Plus étonnantes encore sont les assertions qu’on trouve dans le même document parlementaire : « qu’il est peu probable que l’indigène se serve de l’instruction qu’on lui donne pour améliorer son état social ou celui des siens », que « sa seule pensée est d’en tirer parti pour obtenir une place dans l’administration et devenir fonctionnaire », qu’enfin « le résultat le plus certain des écoles indigènes est de créer, parmi les Kabyles, une nouvelle catégorie de déclassés ». M. le recteur d’Alger y avait répondu par avance[1] en dressant une statistique des professions exercées par les élèves sortis, pendant une période de cinq années, des principales écoles indigènes. À Alger, sur 137 élèves, on en trouvait 6 dans l’enseignement, 2 dans les médersas, 2 au lycée, 8 occupant des emplois au Crédit lyonnais, à la Compagnie du gaz, chez des notaires ou des avoués ; 119 suivaient la profession de leurs parents, exerçaient un métier manuel ou étaient entrés en apprentissage. À Constantine, sur 58 élèves, 37 exerçaient la profession de leurs parents ou des métiers similaires, 7 restaient dans leur famille, 5 occupaient des emplois divers, etc. À Oran, sur 133 élèves, 83 suivaient la profession paternelle ou des professions analogues.
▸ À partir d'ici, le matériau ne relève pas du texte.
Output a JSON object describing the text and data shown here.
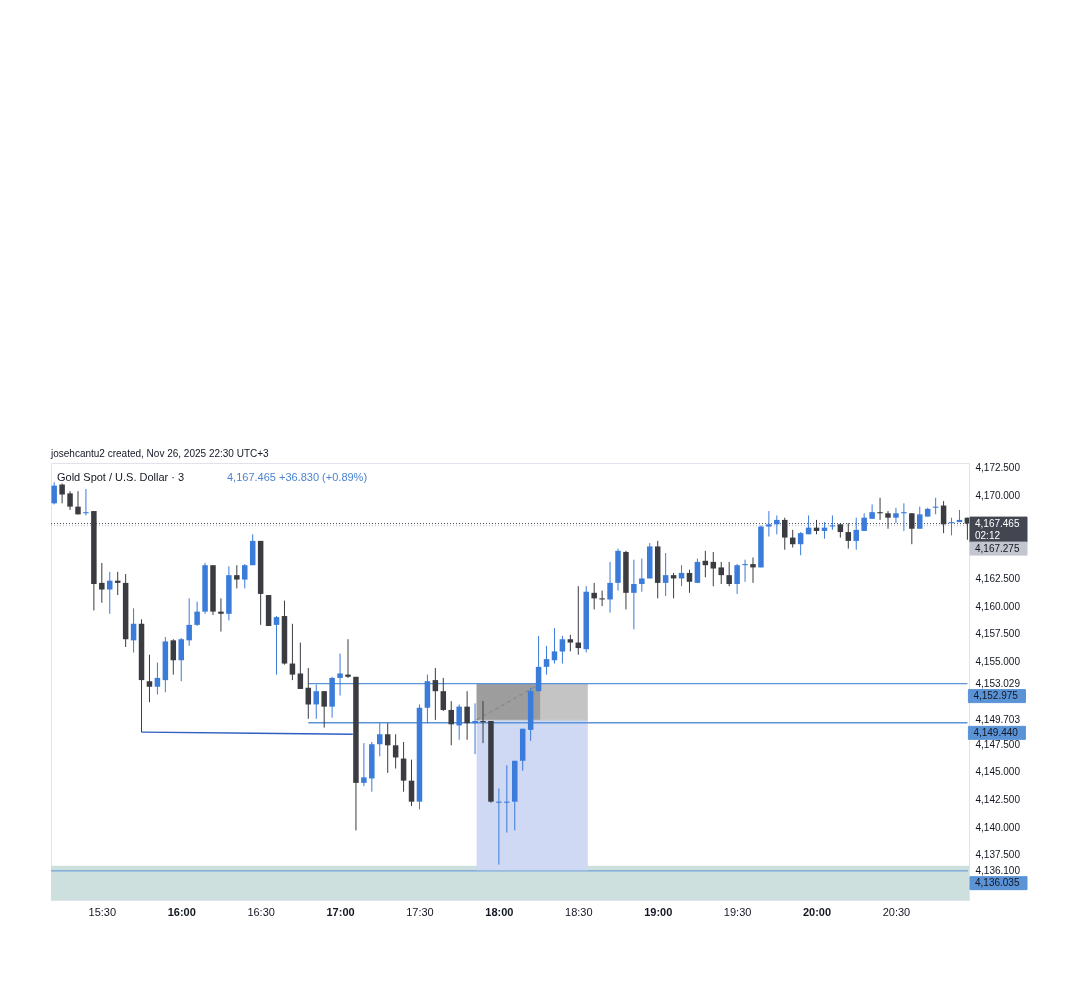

À Tlemcen, sur 140 élèves, le nombre de ceux qui s’étaient adonnés à la profession paternelle ou aux métiers manuels était de 109 ; à Mostaganem on en trouvait 126 sur 198. Cette statistique est particulièrement intéressante pour la Grande Kabylie. Sur 721 élèves, 54 étaient entrés dans l’enseignement, 10 étaient devenus militaires, 23 partis comme convoyeurs à Madagascer, 15 étaient décédés ou avaient quitté le pays, 1 était entré au lycée, 6 étaient devenus employés d’administrations diverses, 99 comptables ou commerçants ou élèves d’écoles d’apprentissage ou exerçant des professions manuelles, 513 étaient restés cultivateurs comme leur parents. On voit que si les écoles fournissent, comme il est naturel et nécessaire, des instituteurs, des employés d’administration ou de commerce, elles ne détournent pas des professions manuelles ou du travail agricole la très

  1. Rapport sur la situation de l’enseignement en Algérie pour l’année scolaire 1894-1895, Conseil supérieur de gouvernement, 1896, 1re annexe, p. 68 et suivantes.